On 08. 06. 21 13:08, Joannah Nanjekye wrote:
Hey all,
For my research, IBM wrote a tracing GC for CPython and I was trying out some ideas on how we would support the CAPI.
I know about handles used in HPy but I felt they can actually incur allocation overhead and use more memory.
Instead, I thought of changing the semantics of the union type (PyObject) to not point to internal structures and use a stack for sharing data between Python and C. There can be one push function for each Python type with a direct representation in C: Py_pushInteger for ints, etc. When a C function returns, all values in the stack are returned to Python as the results of the C function. Assuming we can have a way of returning multiple values in Python.
Sorry, but I don't understand this proposal. What do you mean by "returned to Python"?

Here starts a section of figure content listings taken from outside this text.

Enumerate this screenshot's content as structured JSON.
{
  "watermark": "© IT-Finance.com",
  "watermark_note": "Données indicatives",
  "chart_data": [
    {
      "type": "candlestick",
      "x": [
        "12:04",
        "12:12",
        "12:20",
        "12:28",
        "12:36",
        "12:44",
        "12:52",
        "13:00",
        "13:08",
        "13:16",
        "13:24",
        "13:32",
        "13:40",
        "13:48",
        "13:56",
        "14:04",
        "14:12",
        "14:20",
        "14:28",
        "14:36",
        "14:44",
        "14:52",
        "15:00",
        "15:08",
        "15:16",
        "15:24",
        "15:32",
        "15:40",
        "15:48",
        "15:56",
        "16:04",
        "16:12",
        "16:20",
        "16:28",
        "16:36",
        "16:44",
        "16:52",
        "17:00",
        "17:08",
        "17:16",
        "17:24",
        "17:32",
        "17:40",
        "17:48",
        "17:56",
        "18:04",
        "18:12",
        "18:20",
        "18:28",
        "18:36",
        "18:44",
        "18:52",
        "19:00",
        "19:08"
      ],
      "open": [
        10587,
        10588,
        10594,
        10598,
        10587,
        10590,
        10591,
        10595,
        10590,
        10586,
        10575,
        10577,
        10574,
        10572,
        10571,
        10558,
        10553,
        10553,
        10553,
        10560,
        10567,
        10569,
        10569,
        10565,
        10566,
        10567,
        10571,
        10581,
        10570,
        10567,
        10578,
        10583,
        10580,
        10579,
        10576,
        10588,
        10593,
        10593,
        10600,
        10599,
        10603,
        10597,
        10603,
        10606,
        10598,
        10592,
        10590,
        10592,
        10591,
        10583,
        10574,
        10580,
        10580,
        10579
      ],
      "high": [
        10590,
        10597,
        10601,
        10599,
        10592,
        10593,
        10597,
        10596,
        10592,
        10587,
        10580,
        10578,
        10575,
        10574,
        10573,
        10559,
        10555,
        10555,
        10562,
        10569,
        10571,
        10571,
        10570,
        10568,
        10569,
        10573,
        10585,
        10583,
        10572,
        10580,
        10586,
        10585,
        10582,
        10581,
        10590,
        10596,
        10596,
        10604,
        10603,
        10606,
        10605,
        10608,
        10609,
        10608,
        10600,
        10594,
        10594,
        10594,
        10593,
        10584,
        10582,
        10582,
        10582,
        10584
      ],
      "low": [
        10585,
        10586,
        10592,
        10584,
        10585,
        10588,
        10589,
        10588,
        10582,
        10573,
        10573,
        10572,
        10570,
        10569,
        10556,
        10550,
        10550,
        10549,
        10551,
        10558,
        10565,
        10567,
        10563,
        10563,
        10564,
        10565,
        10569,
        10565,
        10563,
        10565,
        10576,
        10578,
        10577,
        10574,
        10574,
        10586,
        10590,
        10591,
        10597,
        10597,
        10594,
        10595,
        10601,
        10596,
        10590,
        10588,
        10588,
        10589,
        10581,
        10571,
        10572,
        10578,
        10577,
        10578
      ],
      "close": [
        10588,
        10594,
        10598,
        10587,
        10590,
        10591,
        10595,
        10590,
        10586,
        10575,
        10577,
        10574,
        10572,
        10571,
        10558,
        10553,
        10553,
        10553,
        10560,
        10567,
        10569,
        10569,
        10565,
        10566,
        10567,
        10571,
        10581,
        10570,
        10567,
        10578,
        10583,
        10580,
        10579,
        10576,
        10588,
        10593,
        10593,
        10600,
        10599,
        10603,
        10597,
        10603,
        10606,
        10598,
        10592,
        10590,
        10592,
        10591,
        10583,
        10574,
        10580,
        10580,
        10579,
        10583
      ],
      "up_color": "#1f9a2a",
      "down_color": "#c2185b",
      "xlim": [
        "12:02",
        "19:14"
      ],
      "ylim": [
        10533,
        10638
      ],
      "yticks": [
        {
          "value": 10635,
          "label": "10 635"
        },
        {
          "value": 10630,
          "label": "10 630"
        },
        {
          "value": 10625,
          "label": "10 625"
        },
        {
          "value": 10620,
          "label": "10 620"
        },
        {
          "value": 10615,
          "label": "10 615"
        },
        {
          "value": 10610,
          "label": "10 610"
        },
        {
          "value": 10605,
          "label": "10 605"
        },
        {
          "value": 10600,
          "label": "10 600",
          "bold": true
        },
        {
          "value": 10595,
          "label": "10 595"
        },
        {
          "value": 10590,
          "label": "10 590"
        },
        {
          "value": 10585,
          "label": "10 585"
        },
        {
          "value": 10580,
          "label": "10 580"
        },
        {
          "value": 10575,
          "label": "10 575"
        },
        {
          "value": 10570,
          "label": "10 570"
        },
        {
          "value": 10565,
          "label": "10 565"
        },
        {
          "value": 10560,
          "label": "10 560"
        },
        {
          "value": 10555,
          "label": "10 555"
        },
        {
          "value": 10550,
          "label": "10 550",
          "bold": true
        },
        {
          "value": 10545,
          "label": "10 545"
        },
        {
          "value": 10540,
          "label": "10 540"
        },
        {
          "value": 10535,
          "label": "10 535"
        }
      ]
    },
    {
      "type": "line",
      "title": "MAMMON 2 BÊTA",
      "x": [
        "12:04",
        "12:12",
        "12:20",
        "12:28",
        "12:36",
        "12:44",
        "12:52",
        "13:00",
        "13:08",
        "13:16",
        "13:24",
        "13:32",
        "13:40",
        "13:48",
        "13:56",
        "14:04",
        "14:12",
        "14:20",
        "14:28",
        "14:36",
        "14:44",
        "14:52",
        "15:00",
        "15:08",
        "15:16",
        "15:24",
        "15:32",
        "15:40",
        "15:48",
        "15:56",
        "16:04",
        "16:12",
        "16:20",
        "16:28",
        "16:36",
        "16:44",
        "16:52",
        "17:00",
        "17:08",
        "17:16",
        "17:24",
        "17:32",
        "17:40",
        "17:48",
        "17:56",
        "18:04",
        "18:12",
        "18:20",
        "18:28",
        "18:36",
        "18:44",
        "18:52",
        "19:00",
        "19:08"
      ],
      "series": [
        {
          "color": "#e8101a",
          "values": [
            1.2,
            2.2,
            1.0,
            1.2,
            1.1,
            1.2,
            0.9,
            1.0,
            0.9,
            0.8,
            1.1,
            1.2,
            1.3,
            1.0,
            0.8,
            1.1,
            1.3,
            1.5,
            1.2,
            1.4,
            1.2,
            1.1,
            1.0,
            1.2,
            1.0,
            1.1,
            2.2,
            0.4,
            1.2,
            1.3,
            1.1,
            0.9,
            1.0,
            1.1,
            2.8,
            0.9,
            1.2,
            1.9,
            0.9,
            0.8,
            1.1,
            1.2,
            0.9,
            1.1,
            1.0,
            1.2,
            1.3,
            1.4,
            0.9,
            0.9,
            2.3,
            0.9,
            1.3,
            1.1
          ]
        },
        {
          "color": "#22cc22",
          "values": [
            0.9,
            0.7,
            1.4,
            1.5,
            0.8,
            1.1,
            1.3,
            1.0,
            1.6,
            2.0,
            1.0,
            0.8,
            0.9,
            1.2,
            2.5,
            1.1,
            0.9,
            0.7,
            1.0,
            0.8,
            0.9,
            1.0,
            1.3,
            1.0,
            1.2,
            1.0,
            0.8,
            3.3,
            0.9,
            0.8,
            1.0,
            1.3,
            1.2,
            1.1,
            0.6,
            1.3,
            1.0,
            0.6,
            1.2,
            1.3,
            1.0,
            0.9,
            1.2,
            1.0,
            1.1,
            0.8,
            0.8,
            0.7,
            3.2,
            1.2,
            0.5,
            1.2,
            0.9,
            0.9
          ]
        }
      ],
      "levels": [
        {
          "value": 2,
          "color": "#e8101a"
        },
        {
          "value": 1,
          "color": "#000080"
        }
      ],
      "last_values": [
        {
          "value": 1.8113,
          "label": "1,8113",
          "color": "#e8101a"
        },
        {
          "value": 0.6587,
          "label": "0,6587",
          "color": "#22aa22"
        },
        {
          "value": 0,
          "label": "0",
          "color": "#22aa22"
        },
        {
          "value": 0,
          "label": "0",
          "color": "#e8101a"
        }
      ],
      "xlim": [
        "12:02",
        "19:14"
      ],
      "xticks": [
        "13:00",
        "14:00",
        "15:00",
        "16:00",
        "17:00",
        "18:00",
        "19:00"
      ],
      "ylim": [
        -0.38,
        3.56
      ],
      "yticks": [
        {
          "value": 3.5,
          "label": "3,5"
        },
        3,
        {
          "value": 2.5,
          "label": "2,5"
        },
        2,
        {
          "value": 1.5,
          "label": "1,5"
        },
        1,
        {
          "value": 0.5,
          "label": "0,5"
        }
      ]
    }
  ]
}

Calling a C function is not a special case. It's the oposite: calling a Python function is done by calling a C funtion (one of https://docs.python.org/3/c-api/call.html#object-calling-api or their private variants).
Specifically, change
typedef struct Object *PyObject;
To:
typedef unsigned int PyObject;
Where now PyObject becomes an index into an internal array that stored all values that had to be given to.
Given to what?
This means that when a value is in that array, it would not be collected by Python. When the C function returns its whole array is erased, and the values used by the function are collected.
This setup gets us a reliable Union type (PyObject), the garbage collector can also move objects. I think that backward compatibility can easily be implemented using macros.
What is some feedback on this approach and am I overconfident of having reasonable backward compatibility? Also, can this experiment uncover any insights that CPython would find useful?